→How it works
== Overview ==
This plugin can be used to quickly calculate the interplanar spacing values ''(d)'' directly within imageJ without copying the results table to another program like Excel to then convert measurements into d-values, which saves you time. It is also remarkably easy to use, accurate, and robust for both spot and ring electron diffraction patterns.
== How it works ==
Use imageJ’s circle tool (shift + oval tool) to measure the spot/ring patterns concentric to the (000) direct beam. From the area measurement, the radius (G) is found. From G = 1/d in reciprocal space, the d-spacing is calculated for each measurement made.
The calculated values for G and d are added to the imageJ Results window in new columns.
You need to have a properly calibrated diffraction pattern for the calculations to work. Most
TEM operators use Gatan’s Digital Micrograph software for image collection. If you are using DM, then it is likely that this plugin will work right away, or will work with the help of your TEM technician.

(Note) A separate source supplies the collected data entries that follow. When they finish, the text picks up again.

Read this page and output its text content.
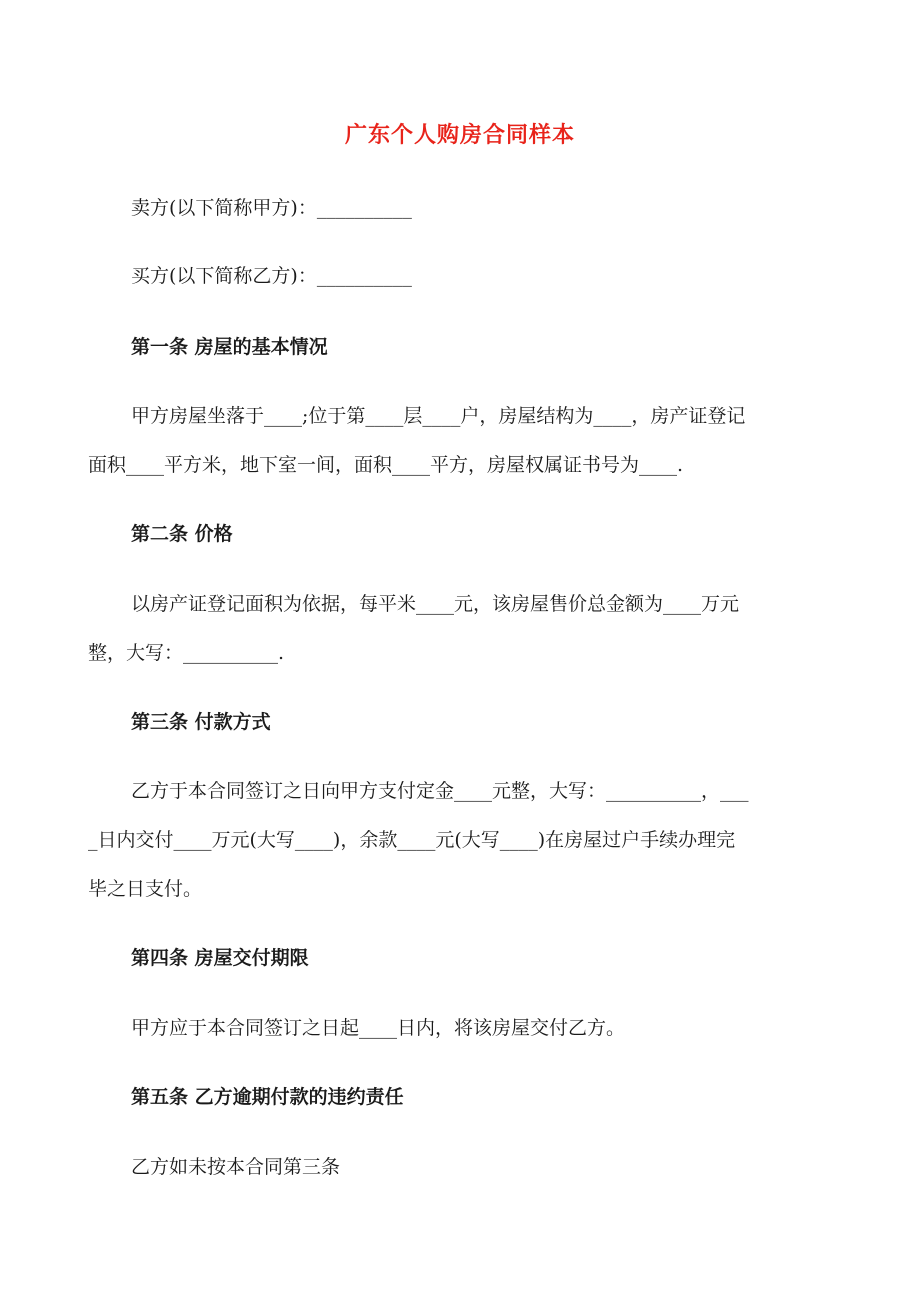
广东个人购房合同样本
卖方(以下简称甲方)：__________
买方(以下简称乙方)：__________
第一条 房屋的基本情况
甲方房屋坐落于____;位于第____层____户，房屋结构为____，房产证登记
面积____平方米，地下室一间，面积____平方，房屋权属证书号为____.
第二条 价格
以房产证登记面积为依据，每平米____元，该房屋售价总金额为____万元
整，大写：__________.
第三条 付款方式
乙方于本合同签订之日向甲方支付定金____元整，大写：__________，___
_日内交付____万元(大写____)，余款____元(大写____)在房屋过户手续办理完
毕之日支付。
第四条 房屋交付期限
甲方应于本合同签订之日起____日内，将该房屋交付乙方。
第五条 乙方逾期付款的违约责任
乙方如未按本合同第三条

The preferred image is a .dm3 file (Gatan’s format) that is properly calibrated in reciprocal space (see Gatan’s documentation). The easiest way to check this is that the scale bar in your images is displayed in DM with 1/nm units.
== Example ==
The example below is from a single crystalline STO (strontium titanate) sample. It illustrates how the measurements should be made in order to ensure the plugin is calculating the d-spacing values accurately. Make your measurements working from the inner most spots/rings outwards.

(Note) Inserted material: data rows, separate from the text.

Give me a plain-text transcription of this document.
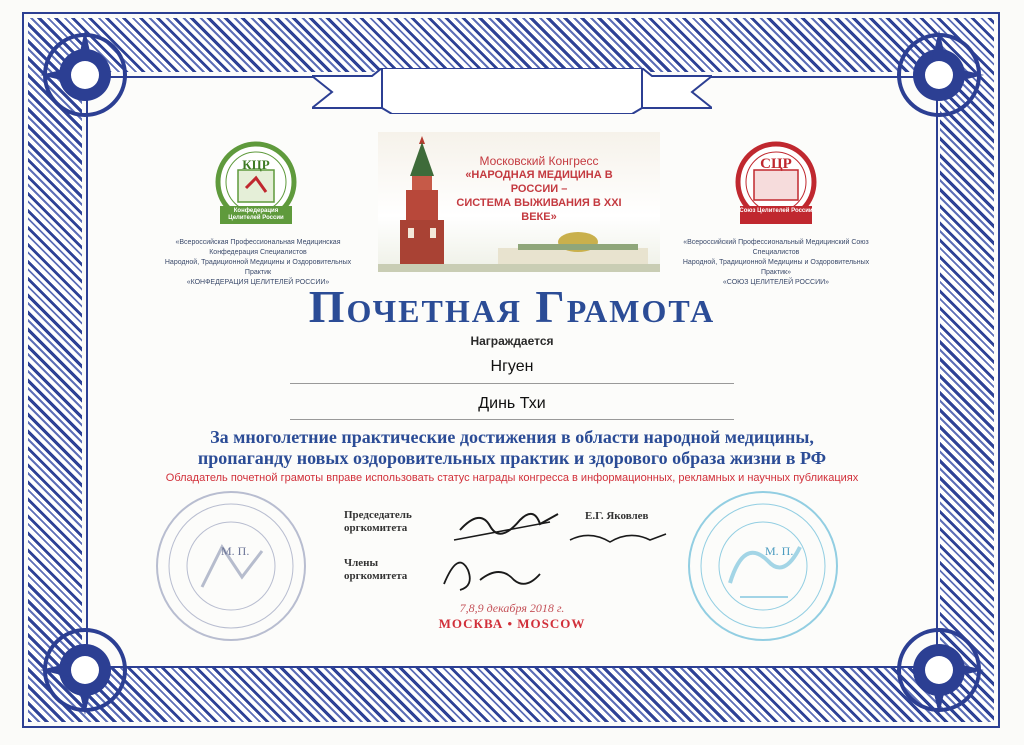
КЦР
Конфедерация Целителей России
«Всероссийская Профессиональная Медицинская Конфедерация Специалистов
Народной, Традиционной Медицины и Оздоровительных Практик
«КОНФЕДЕРАЦИЯ ЦЕЛИТЕЛЕЙ РОССИИ»
Московский Конгресс
«НАРОДНАЯ МЕДИЦИНА В РОССИИ –
СИСТЕМА ВЫЖИВАНИЯ В XXI ВЕКЕ»
СЦР
Союз Целителей России
«Всероссийский Профессиональный Медицинский Союз Специалистов
Народной, Традиционной Медицины и Оздоровительных Практик»
«СОЮЗ ЦЕЛИТЕЛЕЙ РОССИИ»
Почетная Грамота
Награждается
Нгуен
Динь Тхи
За многолетние практические достижения в области народной медицины,
пропаганду новых оздоровительных практик и здорового образа жизни в РФ
Обладатель почетной грамоты вправе использовать статус награды конгресса в информационных, рекламных и научных публикациях
М. П.	М. П.
Председатель
оргкомитета
Е.Г. Яковлев
Члены
оргкомитета
7,8,9 декабря 2018 г.
МОСКВА • MOSCOW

There are 3 new columns in the Results window: G, d, 2% error. The scalar component of the G vector in reciprocal space is found and measured in 1/nm since these are the image units. The d-spacing is listed in Angstroms, and the 2% error is just 2% of the d-spacing. While it is ''not'' an actual uncertainty measurement, it can help you index your sample.
== Tips ==
# If you hold down both control and shift while clicking on one of the white squares on the circle and dragging, the circle expands and contracts concentrically.